CCL20 Expression by Tumor-Associated Macrophages Predicts Progression of Human Primary Cutaneous Melanoma.

The chemokine axis CCR6/CCL20 is involved in cancer progression in a variety of tumors. Here, we show that CCR6 is expressed by melanoma cells. The CCR6 ligand, CCL20, induces migration and proliferation in vitro, and enhances tumor growth and metastasis in vivo Confocal analysis of melanoma tissues showed that CCR6 is expressed by tumor cells, whereas CCL20 is preferentially expressed by nontumoral cells in the stroma of certain tumors. Stromal CCL20, but not tumoral CCR6, predicted poor survival in a cohort of 40 primary melanoma patients.
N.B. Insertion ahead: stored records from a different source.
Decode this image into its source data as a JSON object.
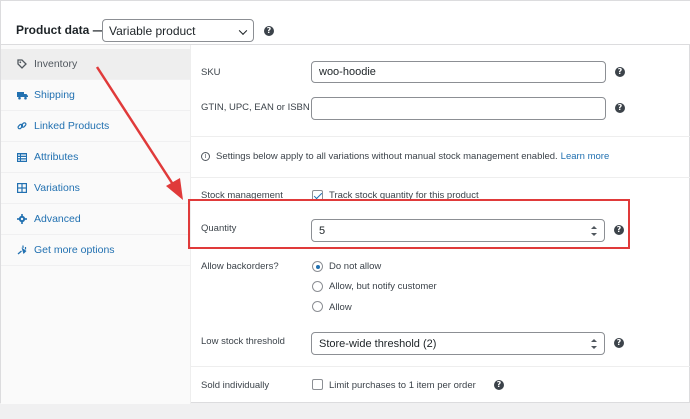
{
  "header": {
    "title": "Product data",
    "dash": "—",
    "product_type": "Variable product"
  },
  "sidebar": {
    "items": [
      {
        "label": "Inventory",
        "icon": "tag-icon"
      },
      {
        "label": "Shipping",
        "icon": "truck-icon"
      },
      {
        "label": "Linked Products",
        "icon": "link-icon"
      },
      {
        "label": "Attributes",
        "icon": "list-icon"
      },
      {
        "label": "Variations",
        "icon": "grid-icon"
      },
      {
        "label": "Advanced",
        "icon": "gear-icon"
      },
      {
        "label": "Get more options",
        "icon": "plug-icon"
      }
    ],
    "active_index": 0
  },
  "inventory": {
    "sku_label": "SKU",
    "sku_value": "woo-hoodie",
    "gtin_label": "GTIN, UPC, EAN or ISBN",
    "gtin_value": "",
    "notice_text": "Settings below apply to all variations without manual stock management enabled.",
    "notice_link": "Learn more",
    "stock_management_label": "Stock management",
    "stock_management_checkbox_label": "Track stock quantity for this product",
    "stock_management_checked": true,
    "quantity_label": "Quantity",
    "quantity_value": "5",
    "backorders_label": "Allow backorders?",
    "backorder_options": [
      "Do not allow",
      "Allow, but notify customer",
      "Allow"
    ],
    "backorder_selected": "Do not allow",
    "low_stock_label": "Low stock threshold",
    "low_stock_value": "Store-wide threshold (2)",
    "sold_individually_label": "Sold individually",
    "sold_individually_checkbox_label": "Limit purchases to 1 item per order",
    "sold_individually_checked": false
  },
  "help_glyph": "?",
  "info_glyph": "i",
  "colors": {
    "link": "#2271b1",
    "annotation": "#e03a3a",
    "tab_active_bg": "#eeeeee"
  }
}
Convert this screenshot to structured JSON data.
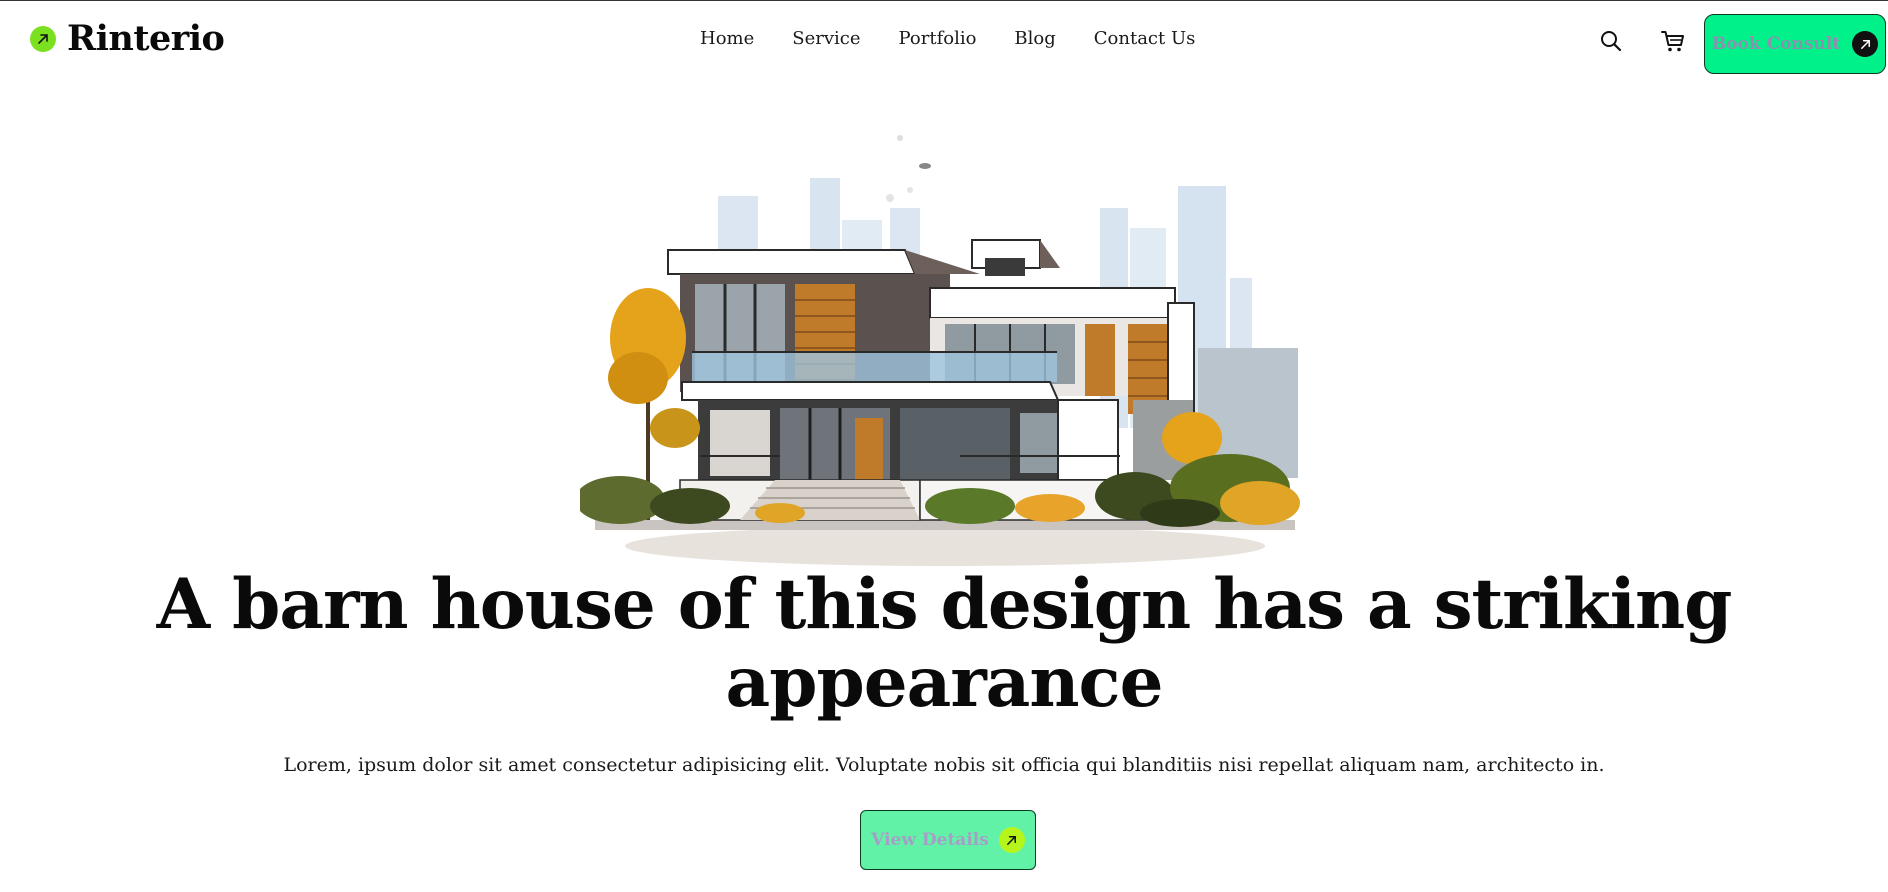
{
  "brand": {
    "name": "Rinterio",
    "accent": "#7be01f"
  },
  "nav": {
    "items": [
      {
        "label": "Home"
      },
      {
        "label": "Service"
      },
      {
        "label": "Portfolio"
      },
      {
        "label": "Blog"
      },
      {
        "label": "Contact Us"
      }
    ]
  },
  "header_actions": {
    "search_icon": "search-icon",
    "cart_icon": "cart-icon",
    "book_button": {
      "label": "Book Consult",
      "icon": "arrow-up-right-icon",
      "color": "#00f08a"
    }
  },
  "hero": {
    "illustration": "modern-house-illustration",
    "title": "A barn house of this design has a striking appearance",
    "description": "Lorem, ipsum dolor sit amet consectetur adipisicing elit. Voluptate nobis sit officia qui blanditiis nisi repellat aliquam nam, architecto in.",
    "cta": {
      "label": "View Details",
      "icon": "arrow-up-right-icon",
      "color": "#62f2a7"
    }
  }
}
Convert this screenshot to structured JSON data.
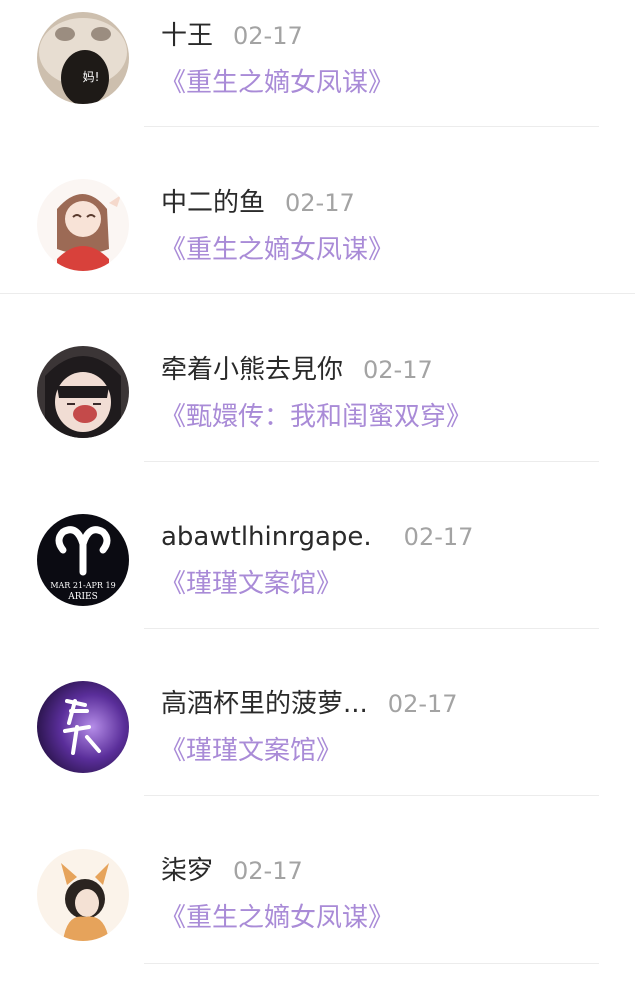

Tumor-associated macrophages (TAM), independently of their M1/M2 polarization profile, were identified as the main source of CCL20 in primary melanomas that developed metastasis. In addition to CCL20, TAMs expressed TNF and VEGF-A protumoral cytokines, suggesting that melanoma progression is supported by macrophages with a differential activation state. Our data highlight the synergistic interaction between melanoma tumor cells and prometastatic macrophages through a CCR6/CCL20 paracrine loop. Stromal levels of CCL20 in primary melanomas may be a clinically useful marker for assessing patient risk, making treatment decisions, and planning or analyzing clinical trials. Cancer Immunol Res; 6(3); 267-75. ©2018 AACR.